秋光特定領域研究ニュースレター4ー2編集後記 

今日は7月31日だというのに夕暮れの柏キャンパスには涼しい風が吹いている.今年の天気も変である.

 今日を締め切りとして何人かの方にニュースレター原稿を依頼した.1週間前にはreminderも出し,大部分の方から締め切りを守って原稿を頂いた(感謝).さあ,これで1つ片づいたと思い,4日後にせまった外国出張の準備にようやく取りかかり,疲れ果てて寝込んだところ夜中に目が覚めた.何か忘れているような.そうだ,編集後記がまだだ.ということで真夜中に書き始めたこの文章,どこにたどり着くか.
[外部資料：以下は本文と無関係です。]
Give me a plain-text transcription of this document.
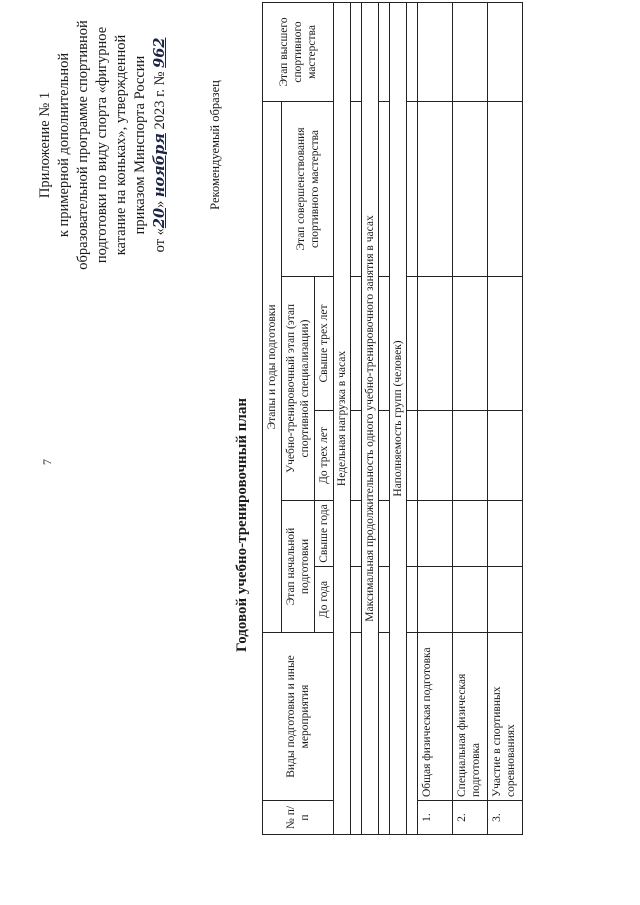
7
Приложение № 1 к примерной дополнительной образовательной программе спортивной подготовки по виду спорта «фигурное катание на коньках», утвержденной приказом Минспорта России
от «20» ноября 2023 г. № 962
Рекомендуемый образец
Годовой учебно-тренировочный план
№ п/п	Виды подготовки и иные мероприятия	Этапы и годы подготовки					Этап высшего спортивного мастерства
		Этап начальной подготовки		Учебно-тренировочный этап (этап спортивной специализации)		Этап совершенствования спортивного мастерства	
		До года	Свыше года	До трех лет	Свыше трех лет		
Недельная нагрузка в часах							

Максимальная продолжительность одного учебно-тренировочного занятия в часах							

Наполняемость групп (человек)							

1.	Общая физическая подготовка						
2.	Специальная физическая подготовка						
3.	Участие в спортивных соревнованиях						
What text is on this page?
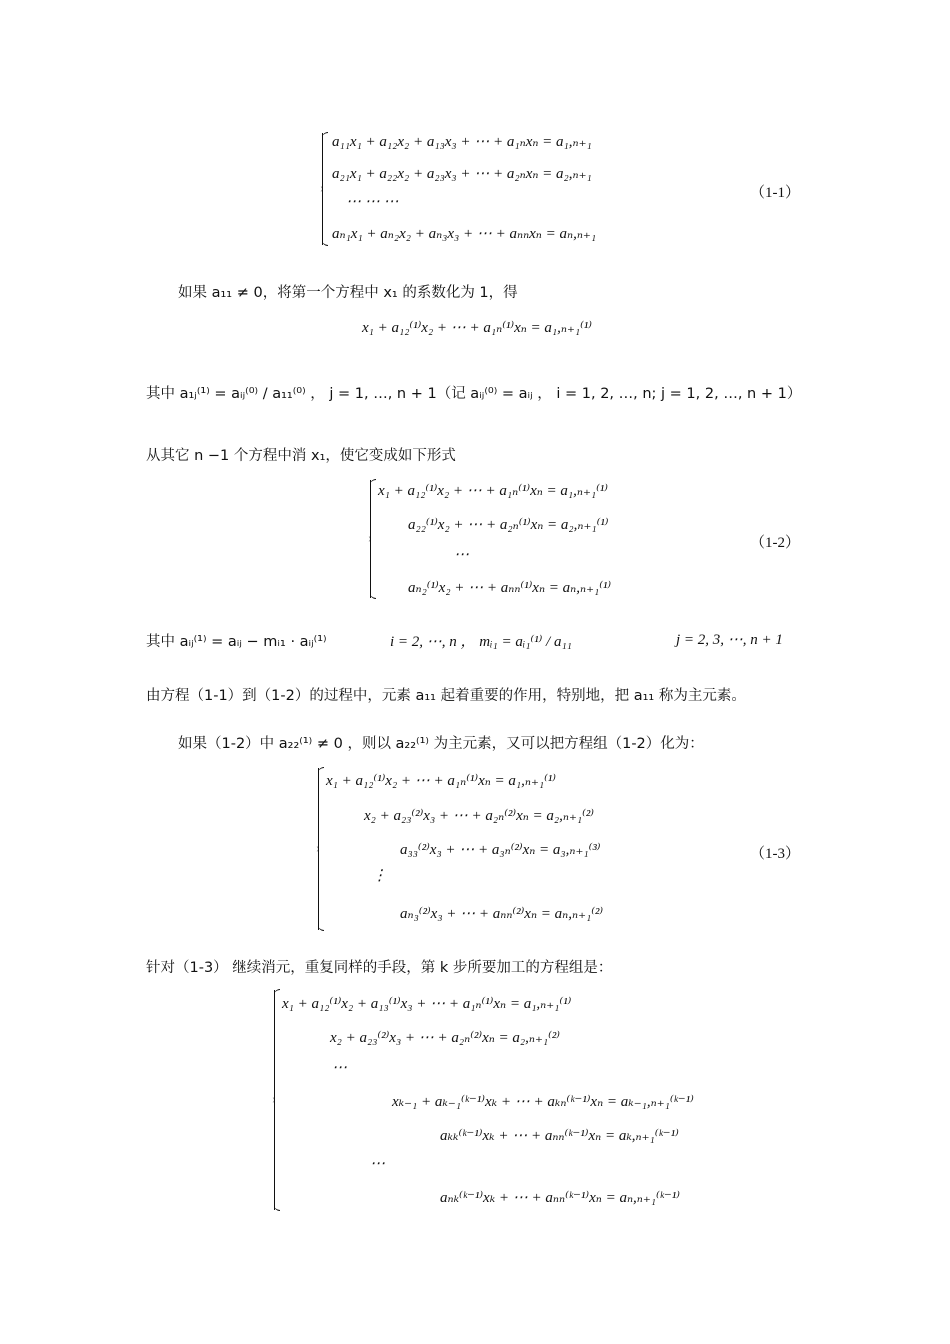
a₁₁x₁ + a₁₂x₂ + a₁₃x₃ + ⋯ + a₁ₙxₙ = a₁,ₙ₊₁
a₂₁x₁ + a₂₂x₂ + a₂₃x₃ + ⋯ + a₂ₙxₙ = a₂,ₙ₊₁
⋯ ⋯ ⋯
aₙ₁x₁ + aₙ₂x₂ + aₙ₃x₃ + ⋯ + aₙₙxₙ = aₙ,ₙ₊₁
（1-1）
如果 a₁₁ ≠ 0，将第一个方程中 x₁ 的系数化为 1，得
x₁ + a₁₂⁽¹⁾x₂ + ⋯ + a₁ₙ⁽¹⁾xₙ = a₁,ₙ₊₁⁽¹⁾
其中 a₁ⱼ⁽¹⁾ = aᵢⱼ⁽⁰⁾ / a₁₁⁽⁰⁾ ， j = 1, …, n + 1（记 aᵢⱼ⁽⁰⁾ = aᵢⱼ ， i = 1, 2, …, n; j = 1, 2, …, n + 1）
从其它 n −1 个方程中消 x₁，使它变成如下形式
x₁ + a₁₂⁽¹⁾x₂ + ⋯ + a₁ₙ⁽¹⁾xₙ = a₁,ₙ₊₁⁽¹⁾
a₂₂⁽¹⁾x₂ + ⋯ + a₂ₙ⁽¹⁾xₙ = a₂,ₙ₊₁⁽¹⁾
⋯
aₙ₂⁽¹⁾x₂ + ⋯ + aₙₙ⁽¹⁾xₙ = aₙ,ₙ₊₁⁽¹⁾
（1-2）
其中 aᵢⱼ⁽¹⁾ = aᵢⱼ − mᵢ₁ · aᵢⱼ⁽¹⁾	i = 2, ⋯, n ， mᵢ₁ = aᵢ₁⁽¹⁾ / a₁₁	j = 2, 3, ⋯, n + 1
由方程（1-1）到（1-2）的过程中，元素 a₁₁ 起着重要的作用，特别地，把 a₁₁ 称为主元素。
如果（1-2）中 a₂₂⁽¹⁾ ≠ 0 ，则以 a₂₂⁽¹⁾ 为主元素，又可以把方程组（1-2）化为：
x₁ + a₁₂⁽¹⁾x₂ + ⋯ + a₁ₙ⁽¹⁾xₙ = a₁,ₙ₊₁⁽¹⁾
x₂ + a₂₃⁽²⁾x₃ + ⋯ + a₂ₙ⁽²⁾xₙ = a₂,ₙ₊₁⁽²⁾
a₃₃⁽²⁾x₃ + ⋯ + a₃ₙ⁽²⁾xₙ = a₃,ₙ₊₁⁽³⁾
⋮
aₙ₃⁽²⁾x₃ + ⋯ + aₙₙ⁽²⁾xₙ = aₙ,ₙ₊₁⁽²⁾
（1-3）
针对（1-3） 继续消元，重复同样的手段，第 k 步所要加工的方程组是：
x₁ + a₁₂⁽¹⁾x₂ + a₁₃⁽¹⁾x₃ + ⋯ + a₁ₙ⁽¹⁾xₙ = a₁,ₙ₊₁⁽¹⁾
x₂ + a₂₃⁽²⁾x₃ + ⋯ + a₂ₙ⁽²⁾xₙ = a₂,ₙ₊₁⁽²⁾
⋯
xₖ₋₁ + aₖ₋₁⁽ᵏ⁻¹⁾xₖ + ⋯ + aₖₙ⁽ᵏ⁻¹⁾xₙ = aₖ₋₁,ₙ₊₁⁽ᵏ⁻¹⁾
aₖₖ⁽ᵏ⁻¹⁾xₖ + ⋯ + aₙₙ⁽ᵏ⁻¹⁾xₙ = aₖ,ₙ₊₁⁽ᵏ⁻¹⁾
⋯
aₙₖ⁽ᵏ⁻¹⁾xₖ + ⋯ + aₙₙ⁽ᵏ⁻¹⁾xₙ = aₙ,ₙ₊₁⁽ᵏ⁻¹⁾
 話題を今朝の朝日新聞に求めよう.天才数学者ラマヌジャンの特集が強いインパクトを持って頭の中に刻み込まれている.彼は例によってインド人であり,数々の公式や関数を発見し,32歳で若くして世を去った,まさに天才である.1729という数字を聞いて即座にそれは2通りの2つの立方数の和で表せる最小の数であると答えたというから普通ではない(1729 = 123 + 13 = 103 + 93, と新聞にはあったが,実は昔やったのを思い出しただけらしい).彼が発見した(と後の数学者が解き明かした)擬ゼータ関数というのは宇宙の原理にせまるかも知れないほどのものらしい.面白いのは,数学の世界では何人かの天才がいて大発見をし,その後,何世紀もかかって普通の数学者がその意味を説き明かして発展してきたということである.アインシュタインがいなくても相対性原理はいずれ発見されたであろうが,ラマヌジャンがいなければ,多くの数学が未知のままとなったと予想されている.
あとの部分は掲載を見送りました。